Man avoids Christmas jail-time after text tirade

A DOMESTIC violence program at Graham House has saved a man from spending Christmas in prison.

A South Burnett man went on a two-day campaign, harassing his former partner with abusive text messages and phone calls, breaking his domestic violence order.

The South Burnett man, who cannot be named for legal reasons, pleaded guilty in Kingaroy Magistrates Court last week to contravention a domestic violence order.

On August 1 this year the victim attended Kingaroy Police Station stating that she had been contacted a number of times by the defendant.

She had sent him a message on Facebook asking him to leave her alone.

She received 41 calls from the defendant which were all rejected and then a further 200 calls from a blocked number.

Police listened to a number of voicemail messages left by the man on her mobile phone, all abusive and threatening.

Police Prosecutor Sergeant Wayne Bushell said the man had attended a domestic violence program at Graham House which was a positive out of the situation.

"But it doesn't take away from the offending behaviour and past history, a period of prison is certainly warranted,” Sgt Bushell said.

Defence Lawyer Caroline Cavanagh said the behaviour of her client was dismal.

"Having been already incarcerated for communication like that in the past he is deeply regretful of what he's become involved with,” she said.
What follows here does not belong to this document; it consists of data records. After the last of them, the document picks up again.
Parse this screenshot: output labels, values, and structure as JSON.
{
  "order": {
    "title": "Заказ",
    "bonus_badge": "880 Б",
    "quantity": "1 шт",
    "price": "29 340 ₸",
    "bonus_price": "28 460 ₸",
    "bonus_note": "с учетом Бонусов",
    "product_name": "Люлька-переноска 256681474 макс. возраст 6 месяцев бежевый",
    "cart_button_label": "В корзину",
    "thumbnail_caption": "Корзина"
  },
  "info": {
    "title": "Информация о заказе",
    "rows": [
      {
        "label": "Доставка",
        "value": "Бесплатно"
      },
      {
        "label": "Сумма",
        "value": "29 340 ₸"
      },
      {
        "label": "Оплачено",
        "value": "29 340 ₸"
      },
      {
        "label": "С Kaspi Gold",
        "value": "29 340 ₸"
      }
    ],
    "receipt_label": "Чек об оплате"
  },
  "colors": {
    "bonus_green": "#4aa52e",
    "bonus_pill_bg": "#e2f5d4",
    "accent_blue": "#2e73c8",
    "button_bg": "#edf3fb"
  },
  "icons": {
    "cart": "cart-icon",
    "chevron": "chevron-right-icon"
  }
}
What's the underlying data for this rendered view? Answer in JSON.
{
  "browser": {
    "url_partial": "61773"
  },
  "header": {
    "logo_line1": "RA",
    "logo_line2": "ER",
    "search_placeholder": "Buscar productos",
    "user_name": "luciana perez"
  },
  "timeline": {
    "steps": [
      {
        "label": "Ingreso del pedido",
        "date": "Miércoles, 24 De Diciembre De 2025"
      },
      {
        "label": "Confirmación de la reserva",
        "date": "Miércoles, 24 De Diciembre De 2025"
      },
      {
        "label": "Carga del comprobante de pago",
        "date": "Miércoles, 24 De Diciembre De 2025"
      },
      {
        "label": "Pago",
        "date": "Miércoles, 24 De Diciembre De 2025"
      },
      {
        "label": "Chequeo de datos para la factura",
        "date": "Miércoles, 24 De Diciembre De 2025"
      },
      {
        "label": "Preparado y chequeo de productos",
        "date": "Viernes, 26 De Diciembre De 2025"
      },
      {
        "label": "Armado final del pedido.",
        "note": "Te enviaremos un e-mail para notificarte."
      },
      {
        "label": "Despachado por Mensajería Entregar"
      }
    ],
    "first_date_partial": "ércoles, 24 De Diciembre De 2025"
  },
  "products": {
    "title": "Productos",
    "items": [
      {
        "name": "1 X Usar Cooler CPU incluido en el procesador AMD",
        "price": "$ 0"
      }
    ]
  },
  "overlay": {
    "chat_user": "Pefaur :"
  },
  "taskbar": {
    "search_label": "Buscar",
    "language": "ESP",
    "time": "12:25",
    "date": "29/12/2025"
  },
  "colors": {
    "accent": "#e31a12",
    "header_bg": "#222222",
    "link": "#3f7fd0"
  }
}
Ms Cavanagh referred her client to the program.

Magistrate Andrew Hackett said even though there was not any physical violence the damage to the victim was psychological.

Mr Hackett said the behaviour was cowardly and disgusting.

"I've had a gutful of it and I'm really close to jailing you, if you come back before me on a breach of domestic violence you will be in jail,” he said.

But Mr Hackett acknowledged the man's participation in the domestic violence program which he said was stopping the cycle of violence.

Mr Hackett handed down a 15-month jail sentence suspended for six months.